It is a tradition to see brides stand on the left side of the groom at weddings but have you ever wondered the reason behind it?
“Marriage by capture,” as the practice is known historically, is no easy feat. The idea of a man abducting a woman to make her his bride has nevertheless been practiced for thousands of years, addressed in Greek mythology, in the Bible, and in endless historical accounts.
While bridal abduction still exists among some cultures in Africa, Central Asia, and elsewhere, its legacy has stuck around the Western world in an unexpected way— the way the bride and groom stand at their weddings.
Traditionally, the bride stands on the left at the altar and the groom stands on the right. According to The Knot and Compton’s Encyclopedia, this is not a coincidence: In historic, swashbuckling times, a man needed to keep his right arm free to draw his sword.
Like the mythological Paris battling his way to the sea with Helen captured in his left arm, a prospective groom had to expect some resistance from the bride’s family or rival suitors well into the middle ages. As a majority of men are right-handed, it made sense to keep one’s bride on the left and leave one’s sword-arm free.
Incidentally, the tradition of marriage by capture is also where the habit of choosing a “best man” at weddings came about.

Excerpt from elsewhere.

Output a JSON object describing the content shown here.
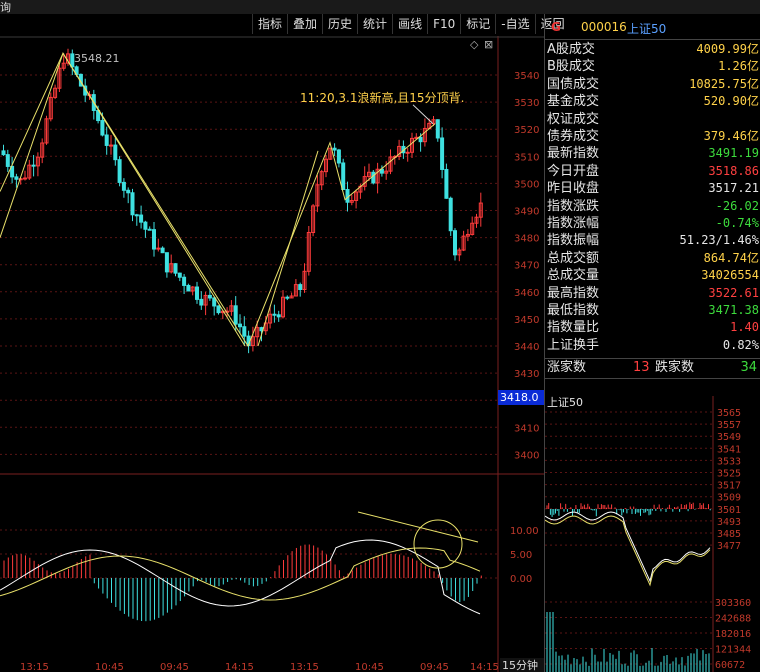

When a young groom intended to whisk his bride from her family home, he had to bring backup to the brawl.
Many of them formed a raiding party of groomsmen, often fellow bachelors spoiling for some action, and among them was the “best man,” who was literally the best man at handling a sword.
In modern times, of course, the wedding party is picked as a ceremonial honour to beloved friends or family, and many grooms take the right without really thinking about it.
Modern bachelors will hopefully have secured the approval of their bride’s family—and there would be no reason for a brawl to ensue.